Нет ни рая, ни ада, о сердце мое! Нет из мрака возврата, о сердце мое! И не надо надеяться, о мое сердце! И бояться не надо, о сердце мое!Вот эти четыре строчки на необитаемом острове пригодятся. Не хотелось бы их позабыть.
СЕВЕРНЫЙ ЗАВЕТ
Немного в жизни наслаждений, сравнимых с чтением исландских саг.
Лучшее в мире пиво в самый погожий, в совершенно свободный день — не дает, я думаю, такого яркого спокойствия, такой прочной иллюзии всепонимания и самоуважения, как эти остросюжетные трактаты о человеческом достоинстве.
К пиву (меду? браге?) их и подавали в том конце только что дожитого тысячелетия, на том краю Европы.
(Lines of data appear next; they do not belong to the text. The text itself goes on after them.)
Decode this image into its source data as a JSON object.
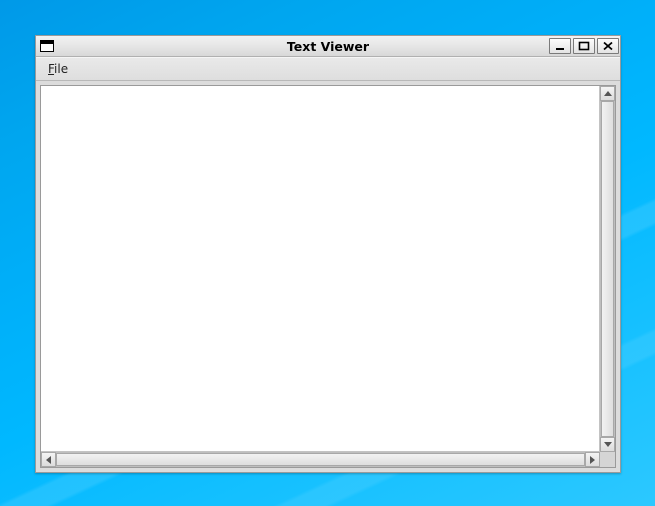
{
  "window": {
    "title": "Text Viewer"
  },
  "menubar": {
    "file_label": "File",
    "file_accel_char": "F"
  },
  "content": {
    "text": ""
  }
}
Иной раз, вероятно, — и вместо пива: в неурожайный год или на хуторе незажиточном. Посредине зимы деревянная хижина, в земляном полу — костер, вдоль стен — скамьи, на скамьях ворочаются в странном тряпье существа, в которых ни за что не признали бы мы самих себя, не придумай они спасаться от тревоги северных сумерек — мыльными операми для незрячих. Уходит дым сквозь отверстие в кровле, из тел уходит тепло, уходит время в сагу, расщепляясь на судьбы, и непонятного тембра голос (так и не известно — чей), подобный отдаленному прибою, вовлекает нас в бесконечную игру поколений — с преступлениями.